Con questa recente pronuncia la Corte di Cassazione esamina un caso molto delicato, cioè quello che si presenta quando, nell’ambito di una vicenda di risarcimento del danno derivante da responsabilità medica, si ha a che fare con una cartella clinica che appare incompleta. In questi casi, a detta dei giudici supremi, si può procedere attraverso presunzioni, dovendo poi essere dovere della struttura sanitaria dimostrare di aver agito in conformità e senza responsabilità medica, andando a riempire quei vuoti della cartella clinica, che doveva essere aggiornata e ben tenuta dai sanitari stessi.

La fattispecie
I genitori di una bambina che era stata operata presso un ospedale di Torino hanno convenuto in giudizio la struttura unitamente ai due medici che avevano eseguito l’intervento al fine di ottenere il risarcimento dei danni patrimoniali e non patrimoniali asseritamente derivanti dalla presunta non conformità ai criteri di diligenza professionale della condotta dei medici operanti, dalla quale sarebbe derivato un peggioramento delle condizioni di salute della figlia.

Il Tribunale di Torino e, successivamente, la Corte di Appello della medesima località hanno respinto le domande attoree in considerazione del mancato assolvimento dell’onere della prova del nesso eziologico tra le varie terapie alle quali era stata sottoposta la bambina e il peggioramento del suo quadro clinico.
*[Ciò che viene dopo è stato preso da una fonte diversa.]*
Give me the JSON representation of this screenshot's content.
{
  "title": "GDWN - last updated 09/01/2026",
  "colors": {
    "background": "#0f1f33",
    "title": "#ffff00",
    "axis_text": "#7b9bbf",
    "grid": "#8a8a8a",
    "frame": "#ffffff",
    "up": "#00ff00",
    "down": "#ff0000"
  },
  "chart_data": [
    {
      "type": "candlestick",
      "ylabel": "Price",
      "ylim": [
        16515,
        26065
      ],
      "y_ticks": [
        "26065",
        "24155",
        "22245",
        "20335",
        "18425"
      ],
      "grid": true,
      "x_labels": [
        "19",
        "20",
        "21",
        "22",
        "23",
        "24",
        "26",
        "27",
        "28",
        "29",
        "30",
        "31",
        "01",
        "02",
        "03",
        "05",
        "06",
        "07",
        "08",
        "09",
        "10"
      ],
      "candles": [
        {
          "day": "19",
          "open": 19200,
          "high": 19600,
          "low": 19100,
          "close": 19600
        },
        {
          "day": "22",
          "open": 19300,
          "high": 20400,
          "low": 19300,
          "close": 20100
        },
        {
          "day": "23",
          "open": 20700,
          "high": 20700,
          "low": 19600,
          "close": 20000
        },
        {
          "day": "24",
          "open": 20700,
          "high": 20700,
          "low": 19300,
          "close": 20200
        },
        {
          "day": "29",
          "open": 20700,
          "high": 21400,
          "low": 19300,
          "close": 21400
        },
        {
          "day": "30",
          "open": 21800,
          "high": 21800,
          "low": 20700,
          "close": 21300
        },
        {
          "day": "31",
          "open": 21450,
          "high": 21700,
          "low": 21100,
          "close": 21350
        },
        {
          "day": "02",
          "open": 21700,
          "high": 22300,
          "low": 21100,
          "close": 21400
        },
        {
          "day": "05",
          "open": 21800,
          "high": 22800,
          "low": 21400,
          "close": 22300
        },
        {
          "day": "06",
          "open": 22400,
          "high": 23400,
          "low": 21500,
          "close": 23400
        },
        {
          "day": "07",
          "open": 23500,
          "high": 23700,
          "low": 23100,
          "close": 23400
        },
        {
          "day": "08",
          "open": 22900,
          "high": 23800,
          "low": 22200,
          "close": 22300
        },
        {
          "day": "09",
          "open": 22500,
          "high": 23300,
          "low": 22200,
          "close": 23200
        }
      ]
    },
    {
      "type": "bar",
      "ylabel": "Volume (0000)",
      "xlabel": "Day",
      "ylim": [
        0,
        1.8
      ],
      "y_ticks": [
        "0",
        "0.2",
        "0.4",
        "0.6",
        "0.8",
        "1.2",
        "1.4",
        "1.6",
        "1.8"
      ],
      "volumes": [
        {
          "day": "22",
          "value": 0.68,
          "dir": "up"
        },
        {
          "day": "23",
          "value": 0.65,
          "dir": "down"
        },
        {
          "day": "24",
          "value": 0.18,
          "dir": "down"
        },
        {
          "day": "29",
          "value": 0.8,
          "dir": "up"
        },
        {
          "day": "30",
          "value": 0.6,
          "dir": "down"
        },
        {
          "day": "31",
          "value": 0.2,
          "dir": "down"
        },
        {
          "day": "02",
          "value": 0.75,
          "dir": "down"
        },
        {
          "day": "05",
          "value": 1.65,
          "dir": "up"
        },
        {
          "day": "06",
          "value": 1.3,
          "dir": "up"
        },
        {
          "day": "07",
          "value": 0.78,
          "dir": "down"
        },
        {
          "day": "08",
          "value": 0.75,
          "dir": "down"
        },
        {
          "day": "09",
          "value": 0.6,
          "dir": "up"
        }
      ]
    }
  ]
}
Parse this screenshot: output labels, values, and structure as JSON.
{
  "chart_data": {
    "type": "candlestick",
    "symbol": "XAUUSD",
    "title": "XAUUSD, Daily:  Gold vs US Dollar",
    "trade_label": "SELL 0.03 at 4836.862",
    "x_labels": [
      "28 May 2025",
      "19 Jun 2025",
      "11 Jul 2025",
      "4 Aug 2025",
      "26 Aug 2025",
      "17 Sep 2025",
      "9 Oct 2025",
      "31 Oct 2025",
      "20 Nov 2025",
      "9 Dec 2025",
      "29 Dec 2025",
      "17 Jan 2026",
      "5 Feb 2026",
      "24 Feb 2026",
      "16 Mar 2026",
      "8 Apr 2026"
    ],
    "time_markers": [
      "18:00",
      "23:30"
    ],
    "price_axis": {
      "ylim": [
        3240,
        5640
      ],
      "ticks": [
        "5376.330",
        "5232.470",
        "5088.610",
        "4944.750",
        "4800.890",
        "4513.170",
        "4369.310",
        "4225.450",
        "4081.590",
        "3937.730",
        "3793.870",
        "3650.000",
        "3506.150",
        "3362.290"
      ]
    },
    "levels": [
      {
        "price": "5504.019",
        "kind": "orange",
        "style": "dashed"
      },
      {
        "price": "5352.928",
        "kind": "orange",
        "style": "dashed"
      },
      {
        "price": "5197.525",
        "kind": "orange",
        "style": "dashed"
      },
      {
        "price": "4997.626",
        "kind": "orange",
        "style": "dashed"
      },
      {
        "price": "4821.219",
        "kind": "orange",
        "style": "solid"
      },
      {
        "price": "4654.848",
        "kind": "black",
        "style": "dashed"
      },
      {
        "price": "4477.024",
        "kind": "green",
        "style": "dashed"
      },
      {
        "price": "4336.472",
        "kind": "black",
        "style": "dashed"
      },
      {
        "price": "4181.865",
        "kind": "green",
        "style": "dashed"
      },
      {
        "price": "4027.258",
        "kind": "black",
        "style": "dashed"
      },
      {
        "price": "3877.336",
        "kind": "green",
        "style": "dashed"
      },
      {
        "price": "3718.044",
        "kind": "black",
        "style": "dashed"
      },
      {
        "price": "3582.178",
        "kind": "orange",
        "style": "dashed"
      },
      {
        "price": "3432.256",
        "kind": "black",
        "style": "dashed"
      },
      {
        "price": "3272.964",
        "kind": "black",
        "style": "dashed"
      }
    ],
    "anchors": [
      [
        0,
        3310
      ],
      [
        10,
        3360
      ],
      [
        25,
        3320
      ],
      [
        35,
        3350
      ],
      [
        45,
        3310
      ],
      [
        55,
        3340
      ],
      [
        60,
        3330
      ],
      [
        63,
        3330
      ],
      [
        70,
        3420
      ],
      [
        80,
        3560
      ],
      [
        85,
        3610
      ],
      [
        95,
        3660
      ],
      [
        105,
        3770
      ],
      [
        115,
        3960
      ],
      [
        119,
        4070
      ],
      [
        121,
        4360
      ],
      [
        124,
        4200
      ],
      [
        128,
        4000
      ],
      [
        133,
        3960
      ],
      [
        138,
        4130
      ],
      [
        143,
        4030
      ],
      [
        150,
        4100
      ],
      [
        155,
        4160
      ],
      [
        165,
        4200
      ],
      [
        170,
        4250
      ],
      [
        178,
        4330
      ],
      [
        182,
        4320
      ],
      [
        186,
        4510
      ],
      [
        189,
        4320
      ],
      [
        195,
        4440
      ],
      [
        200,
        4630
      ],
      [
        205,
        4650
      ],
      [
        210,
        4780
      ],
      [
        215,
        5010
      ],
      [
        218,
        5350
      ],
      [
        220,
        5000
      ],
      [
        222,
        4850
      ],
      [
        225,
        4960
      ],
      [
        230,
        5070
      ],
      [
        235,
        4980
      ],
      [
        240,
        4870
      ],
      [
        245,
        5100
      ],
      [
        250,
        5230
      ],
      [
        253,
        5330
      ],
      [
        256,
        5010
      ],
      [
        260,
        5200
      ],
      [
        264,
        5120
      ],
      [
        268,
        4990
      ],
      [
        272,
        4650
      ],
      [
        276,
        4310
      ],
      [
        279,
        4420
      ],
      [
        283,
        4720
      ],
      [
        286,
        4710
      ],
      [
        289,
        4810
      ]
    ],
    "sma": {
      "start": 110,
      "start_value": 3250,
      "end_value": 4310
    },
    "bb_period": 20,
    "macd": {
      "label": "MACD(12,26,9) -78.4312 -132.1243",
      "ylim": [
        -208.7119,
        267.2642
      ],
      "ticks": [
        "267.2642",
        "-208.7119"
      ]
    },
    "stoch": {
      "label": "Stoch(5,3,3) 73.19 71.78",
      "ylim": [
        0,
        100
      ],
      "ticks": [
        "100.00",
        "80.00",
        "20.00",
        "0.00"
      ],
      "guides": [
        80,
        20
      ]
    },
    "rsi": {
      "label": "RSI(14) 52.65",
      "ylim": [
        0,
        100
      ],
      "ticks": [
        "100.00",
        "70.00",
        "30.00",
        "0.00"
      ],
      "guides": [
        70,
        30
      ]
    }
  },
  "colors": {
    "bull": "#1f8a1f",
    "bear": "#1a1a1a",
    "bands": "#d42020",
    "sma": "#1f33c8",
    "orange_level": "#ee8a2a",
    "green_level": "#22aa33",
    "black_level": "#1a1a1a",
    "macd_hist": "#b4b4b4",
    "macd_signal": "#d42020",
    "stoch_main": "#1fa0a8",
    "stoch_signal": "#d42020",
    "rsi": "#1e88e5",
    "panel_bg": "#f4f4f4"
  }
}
Secondo i Giudici di merito, peraltro, tale mancato assolvimento era stato confermato anche dalla CTU espletata nel corso del giudizio di primo grado, all’esito della quale il consulente incaricato aveva riferito di non essere in grado di rispondere a nessuno degli articolati quesiti posti dal Giudice a causa dell’assenza di significativi riscontri documentali che valessero a orientare le indagini.

Il principio di diritto
La Suprema Corte, con la sentenza n. 7250 del 2018, ha infatti attribuito a dette omissioni un valore di nesso eziologico presunto, talvolta ravvisando altresì una figura sintomatica di inesatto adempimento.

Al riguardo, è stato precisato che la difettosa tenuta della documentazione medica consente il ricorso alle presunzioni, come avviene in ogni caso in cui la prova non possa essere data per un comportamento ascrivibile alla stessa parte contro la quale il fatto da provare avrebbe potuto essere invocato, nel quadro dei princìpi in ordine alla distribuzione dell’onere della prova e al rilievo che assume a tal fine il già richiamato criterio della vicinanza della prova, e cioè l’effettiva possibilità per l’una o per l’altra parte di offrirla. In tale contesto la Corte ha quindi precisato che l’ipotesi di incompletezza della cartella clinica va ritenuta una circostanza di fatto che il Giudice di merito può utilizzare per ritenere dimostrata l’esistenza di un valido nesso causale tra l’operato del medico e il danno patito dal paziente, operando la seguente necessaria duplice verifica affinché quella incompletezza rilevi ai fini del decidere ovvero, da un lato, che l’esistenza del nesso di causa tra la condotta del medico e il danno del paziente non possa essere accertata proprio a causa dell’incompletezza della cartella; dall’altro che il medico abbia comunque posto in essere una condotta astrattamente idonea a causare il danno, incombendo sulla struttura sanitaria e sul medico dimostrare che nessun inadempimento sia a loro imputabile ovvero che esso non è stato causa del danno, incombendo su di essi il rischio della mancata prova.

Conclusioni
In conclusione, dall’arresto della Corte Suprema che si pone in un’ottica di continuità con il prevalente orientamento dei giudici di legittimità, si evince che, in ossequio al principio della vicinanza della prova, la difettosa e imprecisa tenuta della cartella clinica si traduce in un rischio per il medico che comporta conseguenze sia in termini di responsabilità civile sia penale. Infatti, le eventuali irregolarità rilevate nella gestione della cartella clinica e l’assenza di ulteriori riscontri probatori in relazione all’esito infausto verificatosi, non solo non valgono a escludere il nesso causale e la colpevolezza della condotta del sanitario, ma consentono di ritenerli accertati mediante il ricorso a presunzioni. In altri termini, in presenza di un inesatto adempimento del sanitario, consistito nella difettosa tenuta della cartella clinica, l’eventuale esito infausto che ne deriva si addebita iuris et de iure all’incompletezza della stessa, purché il comportamento adottato dal sanitario sia idoneo in astratto a cagionare il danno verificatosi.